Thursday, June 27, 2013

Bike Lock : 50 lb. theorem

A couple weeks back, I was set to bicycle out to the airport to greet an arriving passenger. Knowing that my bike and I would be apart for at least a few minutes, I elected to take my lock. Normally it keeps the old beater-bike locked up outside; the regular bike lives inside. I unlocked it from the beater, and noticed something odd... lo and behold, somebody had cut one of the links - the chain was in 2 pieces! (The chain is inside a sleeve to prevent scratches, so it appeared intact on casual inspection.) All I can figure is, somebody cut it intending to swipe the bike, and the must've gotten spooked. It could've happened a day, or two weeks, earlier.

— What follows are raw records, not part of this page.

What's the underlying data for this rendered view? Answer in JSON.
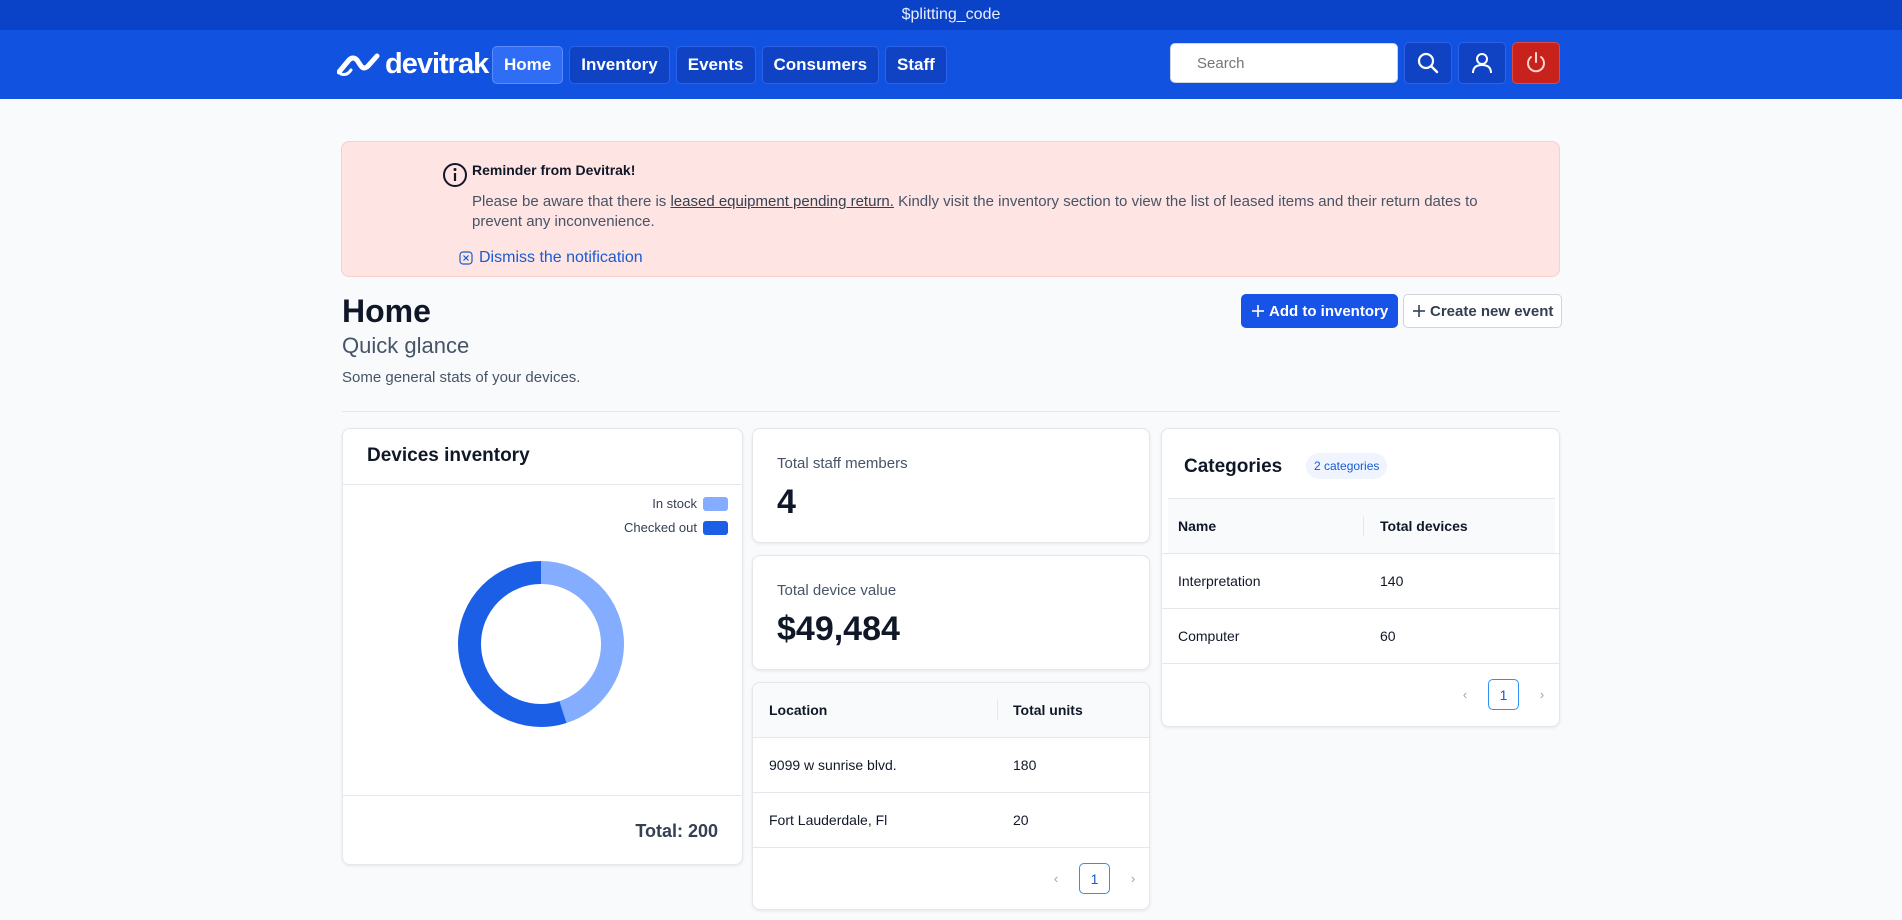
{
  "window": {
    "title": "$plitting_code"
  },
  "header": {
    "logo_text": "devitrak",
    "nav": [
      {
        "label": "Home",
        "active": true
      },
      {
        "label": "Inventory",
        "active": false
      },
      {
        "label": "Events",
        "active": false
      },
      {
        "label": "Consumers",
        "active": false
      },
      {
        "label": "Staff",
        "active": false
      }
    ],
    "search_placeholder": "Search",
    "icons": [
      "search-icon",
      "user-icon",
      "power-icon"
    ]
  },
  "notification": {
    "title": "Reminder from Devitrak!",
    "text_before": "Please be aware that there is ",
    "link_text": "leased equipment pending return.",
    "text_after": " Kindly visit the inventory section to view the list of leased items and their return dates to prevent any inconvenience.",
    "dismiss_label": "Dismiss the notification",
    "background": "#fee4e2"
  },
  "page": {
    "title": "Home",
    "subtitle": "Quick glance",
    "description": "Some general stats of your devices.",
    "add_button": "Add to inventory",
    "create_button": "Create new event"
  },
  "devices_inventory": {
    "title": "Devices inventory",
    "total_label": "Total: 200",
    "legend": [
      {
        "label": "In stock",
        "color": "#84adff"
      },
      {
        "label": "Checked out",
        "color": "#1b5fe6"
      }
    ]
  },
  "chart_data": {
    "type": "pie",
    "donut": true,
    "categories": [
      "In stock",
      "Checked out"
    ],
    "values": [
      45,
      55
    ],
    "colors": [
      "#84adff",
      "#1b5fe6"
    ],
    "legend_position": "top-right",
    "title": "Devices inventory"
  },
  "stats": {
    "staff": {
      "label": "Total staff members",
      "value": "4"
    },
    "device_value": {
      "label": "Total device value",
      "value": "$49,484"
    }
  },
  "locations_table": {
    "columns": [
      "Location",
      "Total units"
    ],
    "rows": [
      [
        "9099 w sunrise blvd.",
        "180"
      ],
      [
        "Fort Lauderdale, Fl",
        "20"
      ]
    ],
    "page": "1"
  },
  "categories": {
    "title": "Categories",
    "badge": "2 categories",
    "columns": [
      "Name",
      "Total devices"
    ],
    "rows": [
      [
        "Interpretation",
        "140"
      ],
      [
        "Computer",
        "60"
      ]
    ],
    "page": "1"
  },
  "colors": {
    "titlebar": "#0a42c8",
    "navbar": "#1252e0",
    "primary": "#1653e6",
    "logout": "#c8221d"
  }
}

Getting something stolen - or even seeing an attempt - is always somewhat disheartening. What kind of human beings think it's morally okay to steal somebody else's hard-earned property? I regret living among such people.

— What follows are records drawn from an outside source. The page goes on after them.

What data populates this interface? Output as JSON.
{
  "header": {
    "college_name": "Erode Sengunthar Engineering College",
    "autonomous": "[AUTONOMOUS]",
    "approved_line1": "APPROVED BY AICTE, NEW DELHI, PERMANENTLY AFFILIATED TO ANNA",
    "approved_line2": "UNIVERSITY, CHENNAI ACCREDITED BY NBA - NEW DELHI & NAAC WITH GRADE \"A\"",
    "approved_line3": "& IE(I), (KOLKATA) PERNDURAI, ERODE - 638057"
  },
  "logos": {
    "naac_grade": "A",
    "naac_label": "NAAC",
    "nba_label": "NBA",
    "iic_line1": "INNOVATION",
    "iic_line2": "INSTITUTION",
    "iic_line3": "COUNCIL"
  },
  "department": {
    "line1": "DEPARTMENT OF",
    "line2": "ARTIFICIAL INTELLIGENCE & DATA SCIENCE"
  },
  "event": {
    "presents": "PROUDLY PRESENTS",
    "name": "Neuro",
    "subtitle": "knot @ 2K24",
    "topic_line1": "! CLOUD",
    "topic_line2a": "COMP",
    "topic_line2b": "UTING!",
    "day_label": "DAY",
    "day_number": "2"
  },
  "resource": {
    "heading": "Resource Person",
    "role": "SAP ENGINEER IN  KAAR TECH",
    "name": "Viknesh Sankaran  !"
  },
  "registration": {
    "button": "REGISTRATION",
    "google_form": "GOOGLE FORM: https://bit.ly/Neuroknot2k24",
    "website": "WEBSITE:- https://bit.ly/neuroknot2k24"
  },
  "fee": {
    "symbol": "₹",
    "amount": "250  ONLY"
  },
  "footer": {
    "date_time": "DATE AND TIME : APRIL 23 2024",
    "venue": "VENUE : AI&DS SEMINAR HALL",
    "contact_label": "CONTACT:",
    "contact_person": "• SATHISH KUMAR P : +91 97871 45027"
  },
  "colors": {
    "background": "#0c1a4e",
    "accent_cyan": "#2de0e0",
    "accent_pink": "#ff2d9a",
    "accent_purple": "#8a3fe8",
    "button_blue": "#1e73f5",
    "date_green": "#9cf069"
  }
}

(I have a friend who does expert welding - he repaired the broken link and the chain is back to its previous strength. Which is probably enough to dissuade a casual lowlife, but not a determined lowlife.)

I recently saw an interesting "rule" about bike locks - "The Fifty Pound Theorem."
- If you have a 50-pound bike, you don't need a lock because nobody will steal such a beast.
- If you have a 35-pound bike, a 15-pound lock is needed to keep it secure.
- If you have a 20-pound bike, you need a 30-pound lock.
(Bike and adequate lock will always equal 50 pounds.)

Not particularly scientific, but humorous.